The Clinical Documentation Specialist (CDS) looked a little tentative stepping up to the microphone to ask her question. I had just finished a talk where I shared stories about Clinical Documentation Improvement (CDI) from the point of view of a practicing physician. As her question unfolded, the reason for her hesitancy became clear.
“The medical director of our surgical ICU says we should document and code for malnutrition for our open-heart surgery patients, since we give them intravenous albumin post-operatively. He said that treatments are used to treat something. Since albumin treats malnutrition, he says we need to document and code for that. We are not comfortable with this — what should we do?”
I paused briefly before answering, as several medical issues were swirling through my head, such as:
- Albumin may be used after open-heart surgery as a “volume expander,” and to help regulate plasma volume and tissue fluid balance.
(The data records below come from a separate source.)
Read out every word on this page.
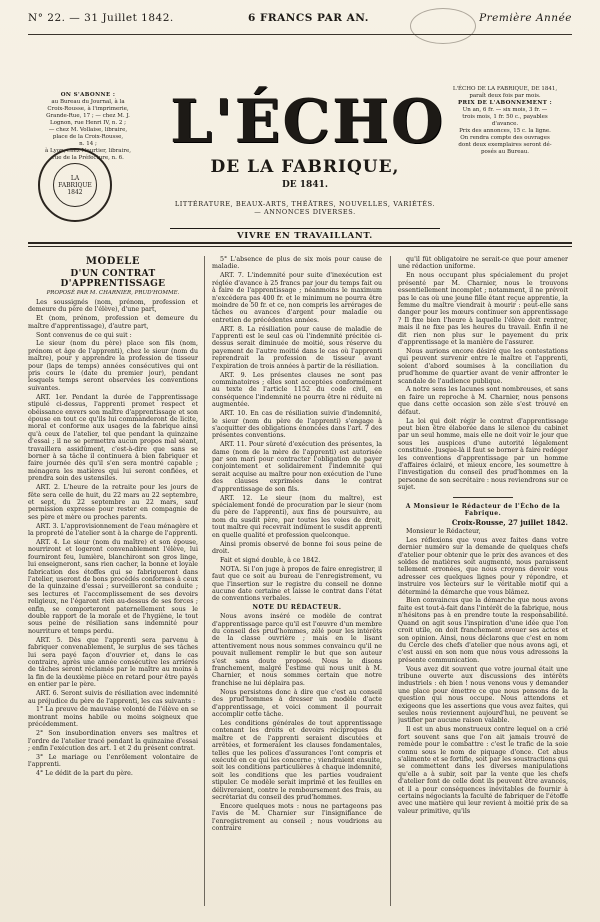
N° 22. — 31 Juillet 1842.	6 FRANCS PAR AN.	Première Année
ON S'ABONNE :
au Bureau du Journal, à la
Croix-Rousse, à l'imprimerie,
Grande-Rue, 17 ; — chez M. J.
Lognon, rue Henri IV, n. 2 ;
— chez M. Vollaise, libraire,
place de la Croix-Rousse,
n. 14 ;
à Lyon, chez Nourtier, libraire,
rue de la Préfecture, n. 6.
LA FABRIQUE 1842
L'ÉCHO
DE LA FABRIQUE,
DE 1841.
LITTÉRATURE, BEAUX-ARTS, THÉÂTRES, NOUVELLES, VARIÉTÉS. — ANNONCES DIVERSES.
VIVRE EN TRAVAILLANT.
L'ÉCHO DE LA FABRIQUE, DE 1841,
paraît deux fois par mois.
PRIX DE L'ABONNEMENT :
Un an, 6 fr. — six mois, 3 fr. —
trois mois, 1 fr. 50 c., payables
d'avance.
Prix des annonces, 15 c. la ligne.
On rendra compte des ouvrages
dont deux exemplaires seront dé-
posés au Bureau.

MODÈLE

D'UN CONTRAT D'APPRENTISSAGE

PROPOSÉ PAR M. CHARNIER, PRUD'HOMME.

Les soussignés (nom, prénom, profession et demeure du père de l'élève), d'une part,

Et (nom, prénom, profession et demeure du maître d'apprentissage), d'autre part,

Sont convenus de ce qui suit :

Le sieur (nom du père) place son fils (nom, prénom et âge de l'apprenti), chez le sieur (nom du maître), pour y apprendre la profession de tisseur pour (laps de temps) années consécutives qui ont pris cours le (date du premier jour), pendant lesquels temps seront observées les conventions suivantes.

ART. 1er. Pendant la durée de l'apprentissage stipulé ci-dessus, l'apprenti promet respect et obéissance envers son maître d'apprentissage et son épouse en tout ce qu'ils lui commanderont de licite, moral et conforme aux usages de la fabrique ainsi qu'à ceux de l'atelier, tel que pendant la quinzaine d'essai ; il ne se permettra aucun propos mal séant, travaillera assidûment, c'est-à-dire que sans se borner à sa tâche il continuera à bien fabriquer et faire journée dès qu'il s'en sera montré capable ; ménagera les matières qui lui seront confiées, et prendra soin des ustensiles.

ART. 2. L'heure de la retraite pour les jours de fête sera celle de huit, du 22 mars au 22 septembre, et sept, du 22 septembre au 22 mars, sauf permission expresse pour rester en compagnie de ses père et mère ou proches parents.

ART. 3. L'approvisionnement de l'eau ménagère et la propreté de l'atelier sont à la charge de l'apprenti.

ART. 4. Le sieur (nom du maître) et son épouse, nourriront et logeront convenablement l'élève, lui fourniront feu, lumière, blanchiront son gros linge, lui enseigneront, sans rien cacher, la bonne et loyale fabrication des étoffes qui se fabriqueront dans l'atelier, useront de bons procédés conformes à ceux de la quinzaine d'essai ; surveilleront sa conduite ; ses lectures et l'accomplissement de ses devoirs religieux, ne l'égaront rien au-dessus de ses forces ; enfin, se comporteront paternellement sous le double rapport de la morale et de l'hygiène, le tout sous peine de résiliation sans indemnité pour nourriture et temps perdu.

ART. 5. Dès que l'apprenti sera parvenu à fabriquer convenablement, le surplus de ses tâches lui sera payé façon d'ouvrier et, dans le cas contraire, après une année consécutive les arriérés de tâches seront réclamés par le maître au moins à la fin de la deuxième pièce en retard pour être payés en entier par le père.

ART. 6. Seront suivis de résiliation avec indemnité au préjudice du père de l'apprenti, les cas suivants :

1° La preuve de mauvaise volonté de l'élève en se montrant moins habile ou moins soigneux que précédemment.

2° Son insubordination envers ses maîtres et l'ordre de l'atelier tracé pendant la quinzaine d'essai ; enfin l'exécution des art. 1 et 2 du présent contrat.

3° Le mariage ou l'enrôlement volontaire de l'apprenti.

4° Le dédit de la part du père.

5° L'absence de plus de six mois pour cause de maladie.

ART. 7. L'indemnité pour suite d'inexécution est réglée d'avance à 25 francs par jour du temps fait ou à faire de l'apprentissage ; néanmoins le maximum n'excédera pas 400 fr. et le minimum ne pourra être moindre de 50 fr. et ce, non compris les arrérages de tâches ou avances d'argent pour maladie ou entretien de précédentes années.

ART. 8. La résiliation pour cause de maladie de l'apprenti est le seul cas où l'indemnité précitée ci-dessus serait diminuée de moitié, sous réserve du payement de l'autre moitié dans le cas où l'apprenti reprendrait la profession de tisseur avant l'expiration de trois années à partir de la résiliation.

ART. 9. Les présentes clauses ne sont pas comminatoires ; elles sont acceptées conformément au texte de l'article 1152 du code civil, en conséquence l'indemnité ne pourra être ni réduite ni augmentée.

ART. 10. En cas de résiliation suivie d'indemnité, le sieur (nom du père de l'apprenti) s'engage à s'acquitter des obligations énoncées dans l'art. 7 des présentes conventions.

ART. 11. Pour sûreté d'exécution des présentes, la dame (nom de la mère de l'apprenti) est autorisée par son mari pour contracter l'obligation de payer conjointement et solidairement l'indemnité qui serait acquise au maître pour non exécution de l'une des clauses exprimées dans le contrat d'apprentissage de son fils.

ART. 12. Le sieur (nom du maître), est spécialement fondé de procuration par le sieur (nom du père de l'apprenti), aux fins de poursuivre, au nom du susdit père, par toutes les voies de droit, tout maître qui recevrait indûment le susdit apprenti en quelle qualité et profession quelconque.

Ainsi promis observé de bonne foi sous peine de droit.

Fait et signé double, à ce 1842.

NOTA. Si l'on juge à propos de faire enregistrer, il faut que ce soit au bureau de l'enregistrement, vu que l'insertion sur le registre du conseil ne donne aucune date certaine et laisse le contrat dans l'état de conventions verbales.

NOTE DU RÉDACTEUR.

Nous avons inséré ce modèle de contrat d'apprentissage parce qu'il est l'œuvre d'un membre du conseil des prud'hommes, zélé pour les intérêts de la classe ouvrière ; mais en le lisant attentivement nous nous sommes convaincu qu'il ne pouvait nullement remplir le but que son auteur s'est sans doute proposé. Nous le disons franchement, malgré l'estime qui nous unit à M. Charnier, et nous sommes certain que notre franchise ne lui déplaira pas.

Nous persistons donc à dire que c'est au conseil des prud'hommes à dresser un modèle d'acte d'apprentissage, et voici comment il pourrait accomplir cette tâche.

Les conditions générales de tout apprentissage contenant les droits et devoirs réciproques du maître et de l'apprenti seraient discutées et arrêtées, et formeraient les clauses fondamentales, telles que les polices d'assurances l'ont compris et exécuté en ce qui les concerne ; viendraient ensuite, soit les conditions particulières à chaque indemnité, soit les conditions que les parties voudraient stipuler. Ce modèle serait imprimé et les feuilles en délivreraient, contre le remboursement des frais, au secrétariat du conseil des prud'hommes.

Encore quelques mots : nous ne partageons pas l'avis de M. Charnier sur l'insignifiance de l'enregistrement au conseil ; nous voudrions au contraire

qu'il fût obligatoire ne serait-ce que pour amener une rédaction uniforme.

En nous occupant plus spécialement du projet présenté par M. Charnier, nous le trouvons essentiellement incomplet ; notamment, il ne prévoit pas le cas où une jeune fille étant reçue apprentie, la femme du maître viendrait à mourir : peut-elle sans danger pour les mœurs continuer son apprentissage ? Il fixe bien l'heure à laquelle l'élève doit rentrer, mais il ne fixe pas les heures du travail. Enfin il ne dit rien non plus sur le payement du prix d'apprentissage et la manière de l'assurer.

Nous aurions encore désiré que les contestations qui peuvent survenir entre le maître et l'apprenti, soient d'abord soumises à la conciliation du prud'homme de quartier avant de venir affronter le scandale de l'audience publique.

A notre sens les lacunes sont nombreuses, et sans en faire un reproche à M. Charnier, nous pensons que dans cette occasion son zèle s'est trouvé en défaut.

La loi qui doit régir le contrat d'apprentissage peut bien être élaborée dans le silence du cabinet par un seul homme, mais elle ne doit voir le jour que sous les auspices d'une autorité légalement constituée. Jusque-là il faut se borner à faire redéger les conventions d'apprentissage par un homme d'affaires éclairé, et mieux encore, les soumettre à l'investigation du conseil des prud'hommes en la personne de son secrétaire : nous reviendrons sur ce sujet.

A Monsieur le Rédacteur de l'Écho de la Fabrique.

Croix-Rousse, 27 juillet 1842.

Monsieur le Rédacteur,

Les réflexions que vous avez faites dans votre dernier numéro sur la demande de quelques chefs d'atelier pour obtenir que le prix des avances et des soldes de matières soit augmenté, nous paraissent tellement erronées, que nous croyons devoir vous adresser ces quelques lignes pour y répondre, et instruire vos lecteurs sur le véritable motif qui a déterminé la démarche que vous blâmez.

Bien convaincus que la démarche que nous avons faite est tout-à-fait dans l'intérêt de la fabrique, nous n'hésitons pas à en prendre toute la responsabilité. Quand on agit sous l'inspiration d'une idée que l'on croit utile, on doit franchement avouer ses actes et son opinion. Ainsi, nous déclarons que c'est en nom du Cercle des chefs d'atelier que nous avons agi, et c'est aussi en son nom que nous vous adressons la présente communication.

Vous avez dit souvent que votre journal était une tribune ouverte aux discussions des intérêts industriels : eh bien ! nous venons vous y demander une place pour émettre ce que nous pensons de la question qui nous occupe. Nous attendons et exigeons que les assertions que vous avez faites, qui seules nous reviennent aujourd'hui, ne peuvent se justifier par aucune raison valable.

Il est un abus monstrueux contre lequel on a crié fort souvent sans que l'on ait jamais trouvé de remède pour le combattre : c'est le trafic de la soie connu sous le nom de piquage d'once. Cet abus s'alimente et se fortifie, soit par les soustractions qui se commettent dans les diverses manipulations qu'elle a à subir, soit par la vente que les chefs d'atelier font de celle dont ils peuvent être avancés, et il a pour conséquences inévitables de fournir à certains négociants la faculté de fabriquer de l'étoffe avec une matière qui leur revient à moitié prix de sa valeur primitive, qu'ils
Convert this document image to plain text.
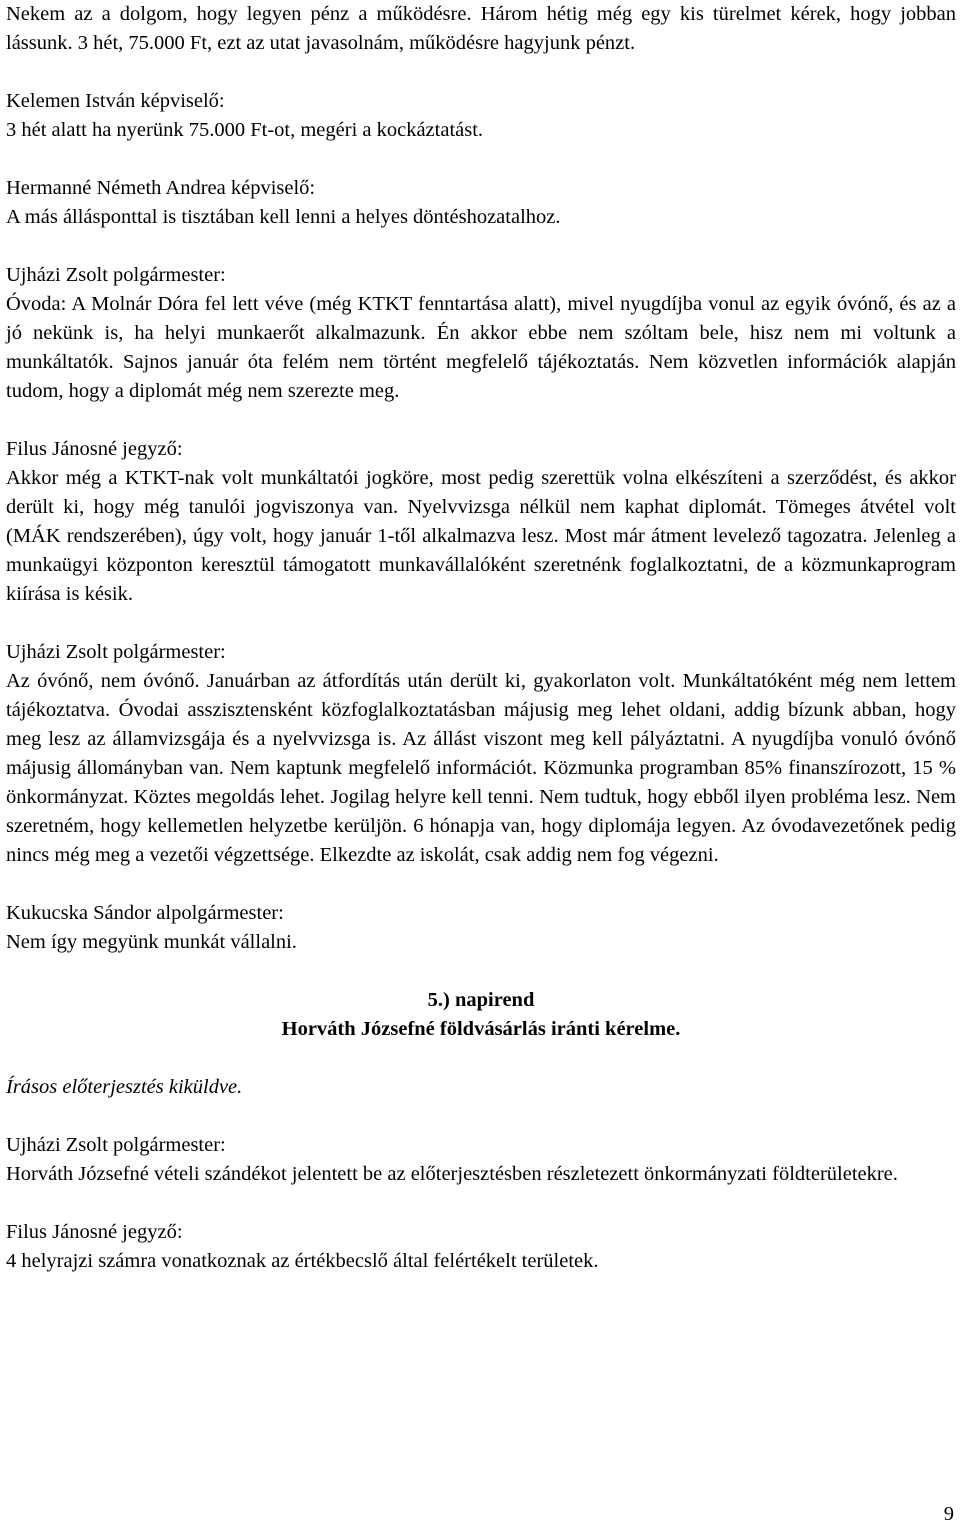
Nekem az a dolgom, hogy legyen pénz a működésre. Három hétig még egy kis türelmet kérek, hogy jobban lássunk. 3 hét, 75.000 Ft, ezt az utat javasolnám, működésre hagyjunk pénzt.

Kelemen István képviselő:

3 hét alatt ha nyerünk 75.000 Ft-ot, megéri a kockáztatást.

Hermanné Németh Andrea képviselő:

A más állásponttal is tisztában kell lenni a helyes döntéshozatalhoz.

Ujházi Zsolt polgármester:

Óvoda: A Molnár Dóra fel lett véve (még KTKT fenntartása alatt), mivel nyugdíjba vonul az egyik óvónő, és az a jó nekünk is, ha helyi munkaerőt alkalmazunk. Én akkor ebbe nem szóltam bele, hisz nem mi voltunk a munkáltatók. Sajnos január óta felém nem történt megfelelő tájékoztatás. Nem közvetlen információk alapján tudom, hogy a diplomát még nem szerezte meg.

Filus Jánosné jegyző:

Akkor még a KTKT-nak volt munkáltatói jogköre, most pedig szerettük volna elkészíteni a szerződést, és akkor derült ki, hogy még tanulói jogviszonya van. Nyelvvizsga nélkül nem kaphat diplomát. Tömeges átvétel volt (MÁK rendszerében), úgy volt, hogy január 1-től alkalmazva lesz. Most már átment levelező tagozatra. Jelenleg a munkaügyi központon keresztül támogatott munkavállalóként szeretnénk foglalkoztatni, de a közmunkaprogram kiírása is késik.

Ujházi Zsolt polgármester:

Az óvónő, nem óvónő. Januárban az átfordítás után derült ki, gyakorlaton volt. Munkáltatóként még nem lettem tájékoztatva. Óvodai asszisztensként közfoglalkoztatásban májusig meg lehet oldani, addig bízunk abban, hogy meg lesz az államvizsgája és a nyelvvizsga is. Az állást viszont meg kell pályáztatni. A nyugdíjba vonuló óvónő májusig állományban van. Nem kaptunk megfelelő információt. Közmunka programban 85% finanszírozott, 15 % önkormányzat. Köztes megoldás lehet. Jogilag helyre kell tenni. Nem tudtuk, hogy ebből ilyen probléma lesz. Nem szeretném, hogy kellemetlen helyzetbe kerüljön. 6 hónapja van, hogy diplomája legyen. Az óvodavezetőnek pedig nincs még meg a vezetői végzettsége. Elkezdte az iskolát, csak addig nem fog végezni.

Kukucska Sándor alpolgármester:

Nem így megyünk munkát vállalni.

5.) napirend

Horváth Józsefné földvásárlás iránti kérelme.

Írásos előterjesztés kiküldve.

Ujházi Zsolt polgármester:

Horváth Józsefné vételi szándékot jelentett be az előterjesztésben részletezett önkormányzati földterületekre.

Filus Jánosné jegyző:

4 helyrajzi számra vonatkoznak az értékbecslő által felértékelt területek.

9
But it is expensive, and is not generally felt to first-line therapy.
- Patients who are sedated and on a respirator are often given nutritional support, but giving nutrition does not constitute a diagnosis of malnutrition.
- Even it the patients described in question had malnutrition, intravenous albumin is not an appropriate therapy.
But, rather than go into a lecture about post-operative care of fluid and electrolyte shifts following cardiopulmonary bypass (that’s a mouthful!), I smiled and said, “You don’t have a Physician Advisor for your CDI program, do you?!” She looked at bit surprised at my apparent clairvoyance, then sheepishly admitted they in fact did not have such a resource available to them at her hospital.
This scenario has played out repeatedly in the Question-and-Answer time of my talks. So far, 100 percent of the time when I counter with my question about the Physician Advisor, the answer has been “No.”
So why all the mystery behind the role of a CDI Physician Advisor, and what might one do for your program? One of the best answers to these questions is contained inside HCPRO’s CDI Strategies for February 3, 2011 where several potential responsibilities for a CDI Physician Advisor are described, including:
- Continuing medical staff education
- Supporting CDI efforts among the medical staff
- Assisting with finalizing/closing queries by contacting the physician and discussing the case
- Providing second-level review of problematic cases
- Serving as clinical advisor to the CDI specialists and coders
What makes for a good CDI Physician Advisor? In their excellent monograph “The Physician Advisor’s Guide to Clinical Documentation Improvement,” authors Trey La Charité and James Kennedy define some of the characteristics of the physician serving in this role, including:
- Credibility with the medical staff
- Leadership experience
- Active clinical practice
- Credibility with hospital administration
- Generic insight about clinical documentation and regulatory oversight
By enlisting a Physician Advisor to serve as a resource and champion for your program, you’ll have that credible intermediary between your CDI team and the medical staff. You’ll be able to get answers to your questions, and all levels of your facility will have greater insight into the role that CDI plays. And, if I ever counter one of your questions by asking if you have a Physician Advisor for your CDI program, you can proudly announce, “Yes, we do!” But then again, if you did, why would you be asking me?!